Or, sous les articles de journaux, rien de tel. Au contraire, quel que soit le sujet, ces articles sont systématiquement trollés par des commentateurs qui n'apportent rien à l'article en lui-même. C'est d'autant plus incohérent que les articles n'apportent en général que des informations, et que la prise de position du journaliste n'est pas frappante. Il serait plus cohérent qu'on puisse commenter les tribunes, mais sur de tels sites, est-ce intéressant ?

En clair, pour ce petit billet du soir, je me demande juste pourquoi les journaux maintiennent ces fenêtres ouvertes aux pires trolls et aux militants des différents mouvements politiques de ce pays. Cela n'apporte rien au lecteur, à part de l'agacement. Pourquoi, Mesdames et Messieurs les concepteurs de ces sites, ne pas fermer ces commentaires ?

mercredi 21 octobre 2009

La FSU lance un appel à la grève dans l'Education et la recherce le mardi 24 novembre 2009.

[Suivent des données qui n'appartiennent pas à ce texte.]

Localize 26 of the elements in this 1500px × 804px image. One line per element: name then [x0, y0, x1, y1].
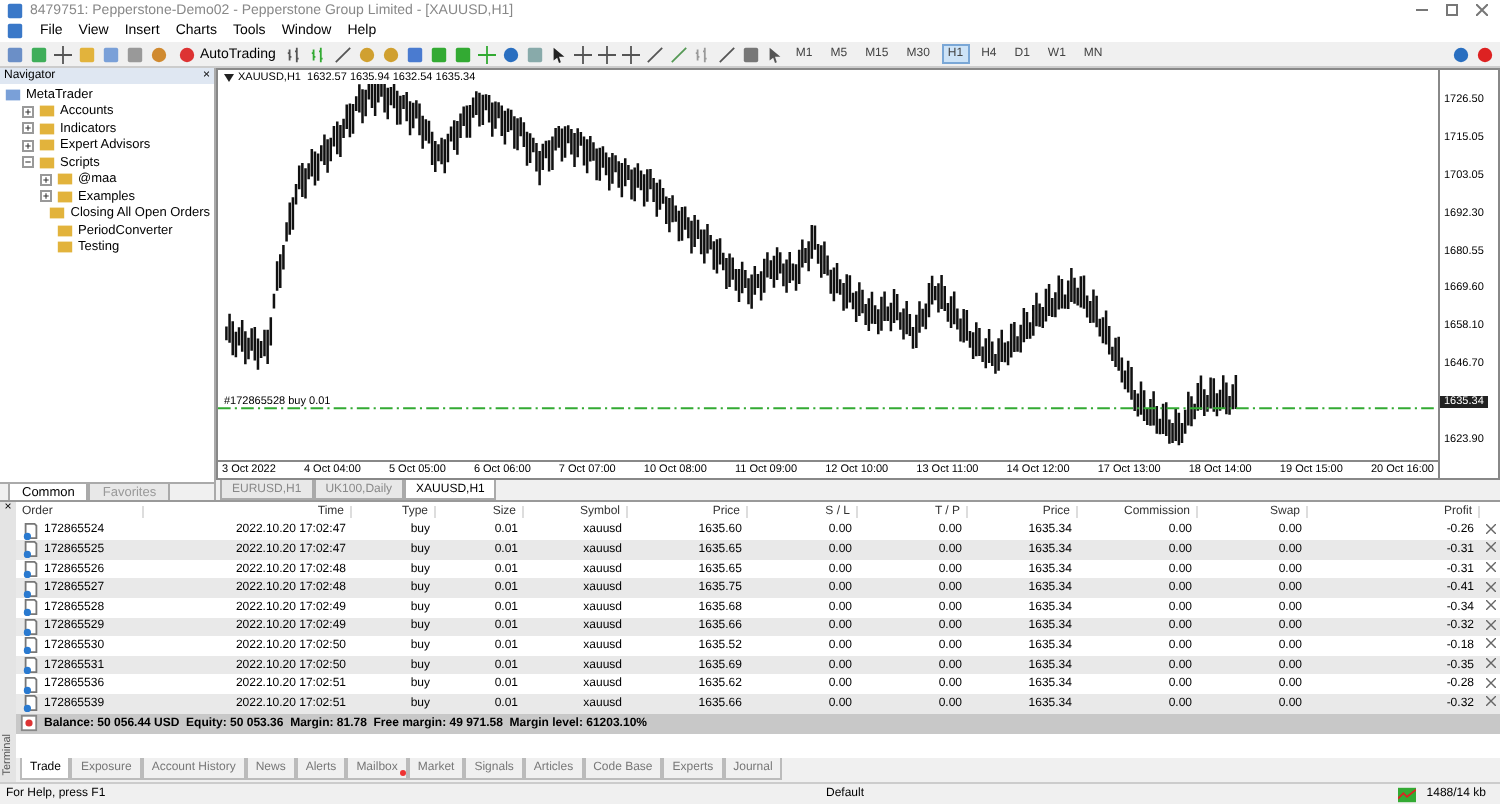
expand-icon[interactable] — [22, 122, 34, 135]
close-order-button[interactable] — [1480, 677, 1500, 692]
collapse-icon[interactable] — [22, 156, 34, 169]
expand-icon[interactable] — [22, 105, 34, 118]
trendline-icon[interactable] — [645, 45, 664, 63]
close-order-button[interactable] — [1480, 658, 1500, 673]
close-order-button[interactable] — [1480, 523, 1500, 538]
dropdown-icon[interactable] — [224, 74, 234, 82]
close-order-button[interactable] — [1480, 619, 1500, 634]
close-order-button[interactable] — [1480, 562, 1500, 577]
expand-icon[interactable] — [40, 190, 52, 203]
close-order-button[interactable] — [1480, 581, 1500, 596]
bar-chart-icon[interactable] — [285, 45, 304, 63]
cursor-icon[interactable] — [549, 45, 568, 63]
close-order-button[interactable] — [1480, 542, 1500, 557]
maximize-icon[interactable] — [1440, 2, 1464, 18]
close-order-button[interactable] — [1480, 696, 1500, 711]
line-chart-icon[interactable] — [333, 45, 352, 63]
close-order-button[interactable] — [1480, 638, 1500, 653]
close-order-button[interactable] — [1480, 600, 1500, 615]
expand-icon[interactable] — [22, 139, 34, 152]
close-icon[interactable] — [1470, 2, 1494, 18]
expand-icon[interactable] — [40, 173, 52, 186]
connection-icon — [1398, 785, 1417, 803]
crosshair-icon[interactable] — [54, 45, 72, 63]
crosshair-icon[interactable] — [573, 45, 592, 63]
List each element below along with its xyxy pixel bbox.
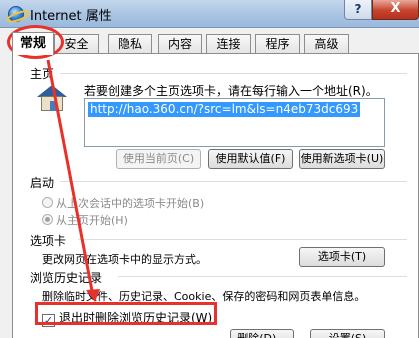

Il y a des jours, cher lecteur, où on a du nez. Hier, je te disais qu'on allait vers la grève dans l'Education et que le SNES commençait à s'agiter en abandonnant l'action dans le cadre de l'intersyndicale.

Ce soir, la FSU appelle l'ensemble des personnels de l'Éducation et de la recherche à la grève avec possibilité de reconduction et de suites le mardi 24 novembre 2009. Mtislav a perdu son pari !

Voici un extrait du texte d'action :

Dans l’Education et la Recherche, prenant acte des réponses des autres organisations à ses propositions d’action unitaire avec grève, il appelle à mener une campagne pendant le vote du Budget dans le cadre du collectif « Notre Ecole, Notre Avenir » en utilisant la carte pétition unitaire et la lettre unitaire aux parlementaires et il décide d’une journée de grève et de manifestations le 24 novembre pour un système éducatif qui assure la réussite de tous les jeunes, contre les suppressions de postes, pour l’augmentation des recrutements aux concours pour une autre réforme de la formation des enseignants, contre la précarité, pour les salaires et la revalorisation de l’ensemble des personnels pour la défense des statuts. Il prend contact avec l’ensemble des organisations syndicales de l’éducation pour leur re-proposer l’organisation commune de cette journée. Il appelle tous les personnels à y participer massivement, et à débattre dès le jour de la grève, en AG, des suites.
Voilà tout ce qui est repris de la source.